On fast machine running Dhrystone 2.2a I get:
tcc-0.9.28rc 20000000
gcc-12.2 -O 64184852
gcc-12.2 -O2 83194672
clang-14 -O 83194672
clang-14 -O2 85763288
so with 02 this is more than 4 times faster. Dhrystone correlated
resonably with runtime of tight compute-intensive programs.
Compiler started to cheat on original Dhrystone, so there are
bigger benchmarks like SPEC INT. But Dhrystone 2 has modifications
to make cheating harder, so I think it is still reasonable
benchmark. Actually, difference may be much bigger, for example
in image processing both clang and gcc can use vector intructions,
with may give additional speedup of order 8-16.
30% above means that you are much better than tcc or your program
is badly behaving (I have programs that make intensive use of
memory, here effect of optimization would be smaller, but still
of order 2).
The 30% applies to my typical programs, not benchmarks. Sure, gcc -O3 can do a lot of aggressive optimisations when everything is contained within one short module and most runtime is spent in clear bottlenecks.

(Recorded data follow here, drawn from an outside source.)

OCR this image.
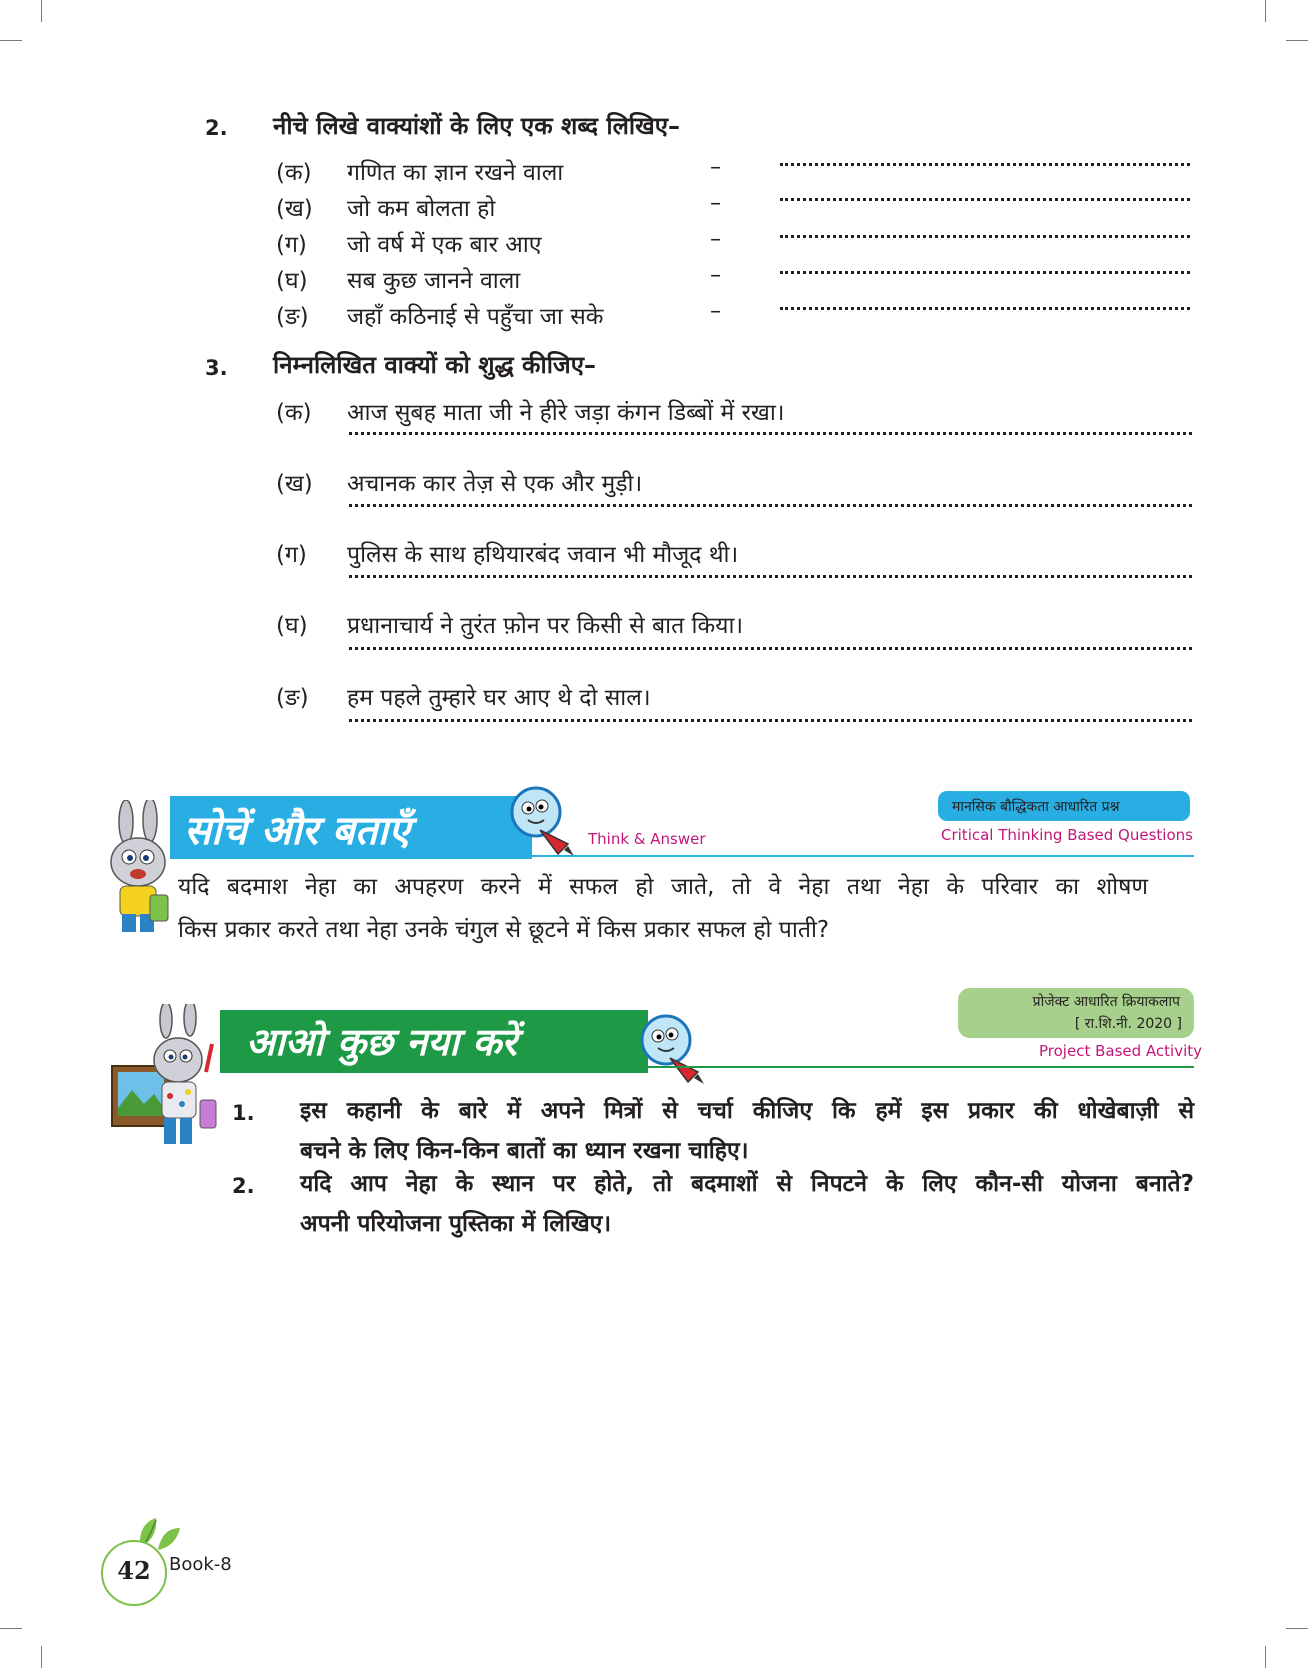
2. नीचे लिखे वाक्यांशों के लिए एक शब्द लिखिए–
(क) गणित का ज्ञान रखने वाला
(ख) जो कम बोलता हो
(ग) जो वर्ष में एक बार आए
(घ) सब कुछ जानने वाला
(ङ) जहाँ कठिनाई से पहुँचा जा सके
–
–
–
–
–
3. निम्नलिखित वाक्यों को शुद्ध कीजिए–
(क) आज सुबह माता जी ने हीरे जड़ा कंगन डिब्बों में रखा।
(ख) अचानक कार तेज़ से एक और मुड़ी।
(ग) पुलिस के साथ हथियारबंद जवान भी मौजूद थी।
(घ) प्रधानाचार्य ने तुरंत फ़ोन पर किसी से बात किया।
(ङ) हम पहले तुम्हारे घर आए थे दो साल।
सोचें और बताएँ	Think & Answer
मानसिक बौद्धिकता आधारित प्रश्न
Critical Thinking Based Questions
यदि बदमाश नेहा का अपहरण करने में सफल हो जाते, तो वे नेहा तथा नेहा के परिवार का शोषण
किस प्रकार करते तथा नेहा उनके चंगुल से छूटने में किस प्रकार सफल हो पाती?
आओ कुछ नया करें
प्रोजेक्ट आधारित क्रियाकलाप
[ रा.शि.नी. 2020 ]
Project Based Activity
1. इस कहानी के बारे में अपने मित्रों से चर्चा कीजिए कि हमें इस प्रकार की धोखेबाज़ी से
बचने के लिए किन-किन बातों का ध्यान रखना चाहिए।
2. यदि आप नेहा के स्थान पर होते, तो बदमाशों से निपटने के लिए कौन-सी योजना बनाते?
अपनी परियोजना पुस्तिका में लिखिए।
42	Book-8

Real apps, like say my compilers, are different. They tend to use globals more, program flow is more disseminated. The bottlenecks are harder to pin down.

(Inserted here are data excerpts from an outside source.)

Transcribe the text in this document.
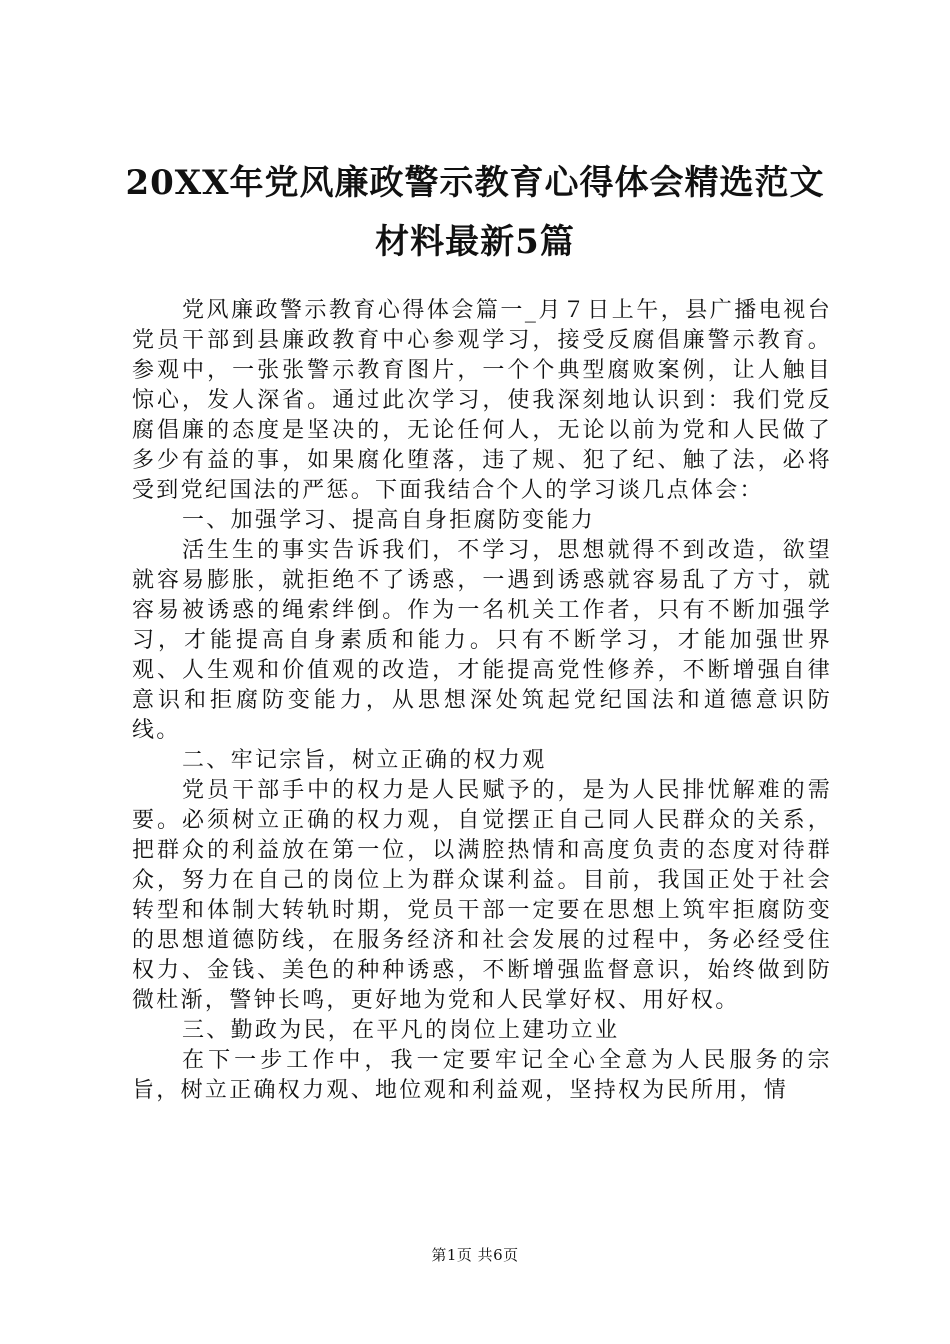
20XX年党风廉政警示教育心得体会精选范文
材料最新5篇

党风廉政警示教育心得体会篇一_月７日上午，县广播电视台党员干部到县廉政教育中心参观学习，接受反腐倡廉警示教育。参观中，一张张警示教育图片，一个个典型腐败案例，让人触目惊心，发人深省。通过此次学习，使我深刻地认识到：我们党反腐倡廉的态度是坚决的，无论任何人，无论以前为党和人民做了多少有益的事，如果腐化堕落，违了规、犯了纪、触了法，必将受到党纪国法的严惩。下面我结合个人的学习谈几点体会：

一、加强学习、提高自身拒腐防变能力

活生生的事实告诉我们，不学习，思想就得不到改造，欲望就容易膨胀，就拒绝不了诱惑，一遇到诱惑就容易乱了方寸，就容易被诱惑的绳索绊倒。作为一名机关工作者，只有不断加强学习，才能提高自身素质和能力。只有不断学习，才能加强世界观、人生观和价值观的改造，才能提高党性修养，不断增强自律意识和拒腐防变能力，从思想深处筑起党纪国法和道德意识防线。

二、牢记宗旨，树立正确的权力观

党员干部手中的权力是人民赋予的，是为人民排忧解难的需要。必须树立正确的权力观，自觉摆正自己同人民群众的关系，把群众的利益放在第一位，以满腔热情和高度负责的态度对待群众，努力在自己的岗位上为群众谋利益。目前，我国正处于社会转型和体制大转轨时期，党员干部一定要在思想上筑牢拒腐防变的思想道德防线，在服务经济和社会发展的过程中，务必经受住权力、金钱、美色的种种诱惑，不断增强监督意识，始终做到防微杜渐，警钟长鸣，更好地为党和人民掌好权、用好权。

三、勤政为民，在平凡的岗位上建功立业

在下一步工作中，我一定要牢记全心全意为人民服务的宗旨，树立正确权力观、地位观和利益观，坚持权为民所用，情

第1页 共6页
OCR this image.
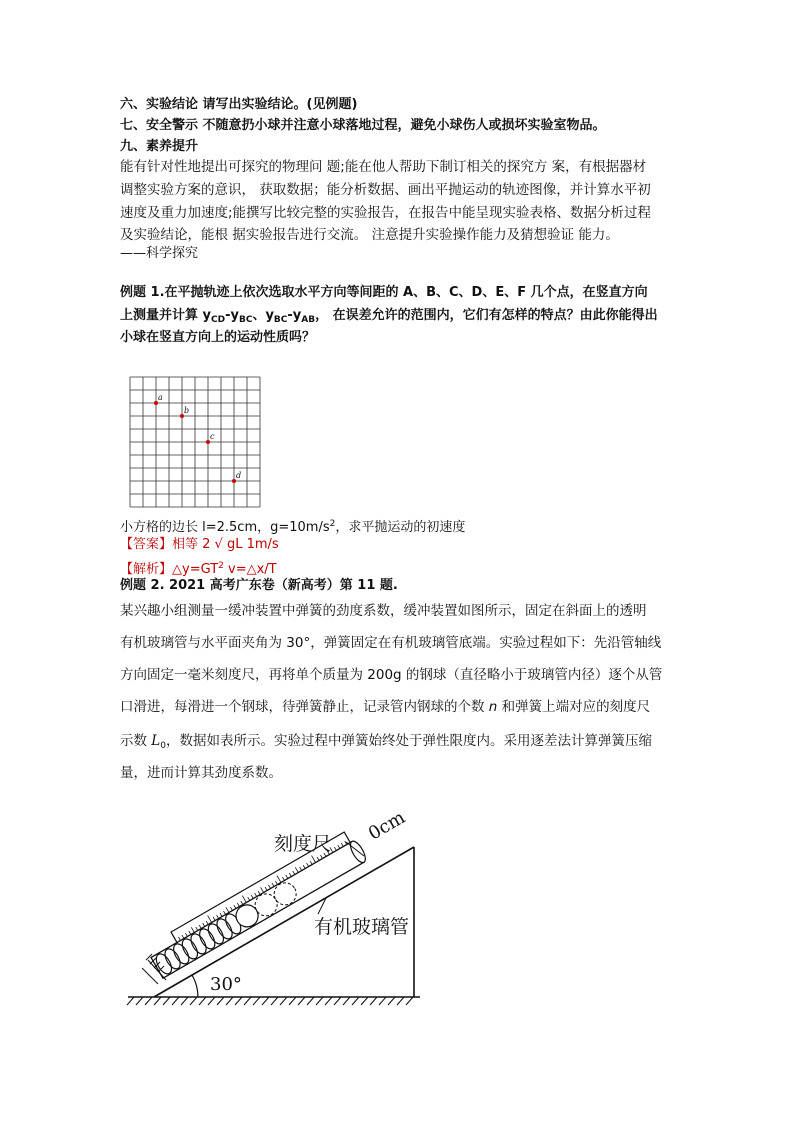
六、实验结论 请写出实验结论。(见例题)
七、安全警示 不随意扔小球并注意小球落地过程，避免小球伤人或损坏实验室物品。
九、素养提升
能有针对性地提出可探究的物理问 题;能在他人帮助下制订相关的探究方 案，有根据器材
调整实验方案的意识， 获取数据；能分析数据、画出平抛运动的轨迹图像，并计算水平初
速度及重力加速度;能撰写比较完整的实验报告，在报告中能呈现实验表格、数据分析过程
及实验结论，能根 据实验报告进行交流。 注意提升实验操作能力及猜想验证 能力。
——科学探究
例题 1.在平抛轨迹上依次选取水平方向等间距的 A、B、C、D、E、F 几个点，在竖直方向
上测量并计算 $y_{CD}-y_{BC}$、$y_{BC}-y_{AB}$， 在误差允许的范围内，它们有怎样的特点？由此你能得出
小球在竖直方向上的运动性质吗？
a
b
c
d
小方格的边长 l=2.5cm，$g=10m/s^2$，求平抛运动的初速度
【答案】相等 2 √ gL 1m/s
【解析】$\triangle y=GT^2$ v=△x/T
例题 2. 2021 高考广东卷（新高考）第 11 题.
某兴趣小组测量一缓冲装置中弹簧的劲度系数，缓冲装置如图所示，固定在斜面上的透明
有机玻璃管与水平面夹角为 30°，弹簧固定在有机玻璃管底端。实验过程如下：先沿管轴线
方向固定一毫米刻度尺，再将单个质量为 200g 的钢球（直径略小于玻璃管内径）逐个从管
口滑进，每滑进一个钢球，待弹簧静止，记录管内钢球的个数 n 和弹簧上端对应的刻度尺
示数 $L_0$，数据如表所示。实验过程中弹簧始终处于弹性限度内。采用逐差法计算弹簧压缩
量，进而计算其劲度系数。
30°
刻度尺 0cm
有机玻璃管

But, OK, here's the first sizeable benchmark that I thought of (I can't find a reliable Dhrystone one; perhaps you can post a link).

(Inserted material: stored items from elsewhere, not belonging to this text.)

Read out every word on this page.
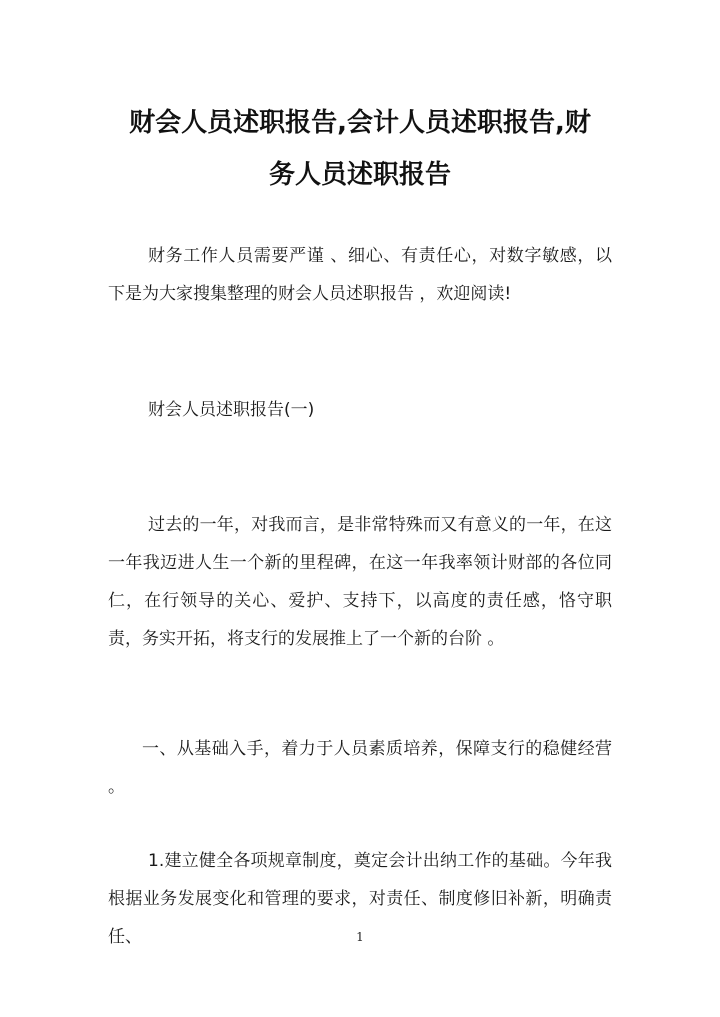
财会人员述职报告,会计人员述职报告,财
务人员述职报告

财务工作人员需要严谨 、细心、有责任心，对数字敏感，以下是为大家搜集整理的财会人员述职报告 ，欢迎阅读!

财会人员述职报告(一)

过去的一年，对我而言，是非常特殊而又有意义的一年，在这一年我迈进人生一个新的里程碑，在这一年我率领计财部的各位同仁，在行领导的关心、爱护、支持下，以高度的责任感，恪守职责，务实开拓，将支行的发展推上了一个新的台阶 。

一、从基础入手，着力于人员素质培养，保障支行的稳健经营 。

1.建立健全各项规章制度，奠定会计出纳工作的基础。今年我根据业务发展变化和管理的要求，对责任、制度修旧补新，明确责任、	1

It's called Deltablue.c, copied to db.c below for convenience. I've no idea what it does, but the last figure shown is the runtime, so smaller is better:
c:\cx>cc -r db
Compiling db.c to db.(run)
DeltaBlue C <S:> 1000x 0.517ms
c:\cx>tcc -run db.c
DeltaBlue C <S:> 1000x 0.546ms
c:\cx>gcc db.c && a
DeltaBlue C <S:> 1000x 0.502ms
c:\cx>gcc -O3 db.c && a
DeltaBlue C <S:> 1000x 0.314ms
So here gcc is 64% faster than my product. However my 'cc' doesn't yet have the register allocator of the older 'mcc' compiler (which simply keeps some locals in registers). That gives this result:
c:\cx>mcc -o3 db && db
Compiling db.c to db.exe
DeltaBlue C <S:> 1000x 0.439ms
So, 40% faster, for a benchmark.
Now, for a more practical test. First I will create an optimised version of my compiler via transpiling to C:
c:\mx6>mc -opt mm -out:mmgcc
M6 Compiling mm.m---------- to mmgcc.exe
W:Invoking C compiler: gcc -m64 -O3 -ommgcc.exe mmgcc.c -s
Now I run my normal compiler, self-hosted, on a test program 'fann4.m':
c:\mx6>tm mm \mx\big\fann4 -ext
Compiling \mx\big\fann4.m to \mx\big\fann4.exe
TM: 0.99
Now the gcc-optimised version:
c:\mx6>tm mmgcc \mx\big\fann4 -ext
Compiling \mx\big\fann4.m to \mx\big\fann4.exe
TM: 0.78
So it's 27% faster. Note that fann4.m is 740Kloc, so this represents compilation speed of just under a million lines per second.
Some other stats:
c:\mx6>dir mm.exe mmgcc.exe
22/11/2024 14:43 393,216 mm.exe
22/11/2024 14:37 651,776 mmgcc.exe
So my product has a smaller EXE too. For more typical inputs, the differences are narrower:
c:\mx6>copy mm.m bb.m
c:\mx6>tm mm bb
Compiling bb.m to bb.exe
TM: 0.09
c:\mx6>tm mmgcc bb -ext
Compiling bb.m to bb.exe
TM: 0.08
gcc-O3 is 12% faster, saving 10ms in compile-time. Curious about how tcc would fare? Let's try it:
c:\mx6>mc -tcc mm -out:mmtcc
M6 Compiling mm.m---------- to mmtcc.exe
W:Invoking C compiler: tcc -ommtcc.exe mmtcc.c c:\windows\system32\user32.dll -luser32 c:\windows\system32\kernel32.dll -fdollars-in-identifiers
c:\mx6>tm mmtcc bb
Compiling bb.m to bb.exe
TM: 0.11
Yeah, a tcc-compiled M compiler would take 0.03 seconds longer to build my 35Kloc compiler than a gcc-O3-compiled one; about 37% slower.
One more point: when gcc builds my compiler, it can use whole-program optimisation because the input is one source file. So that gives it an extra edge compared with compiling individual modules.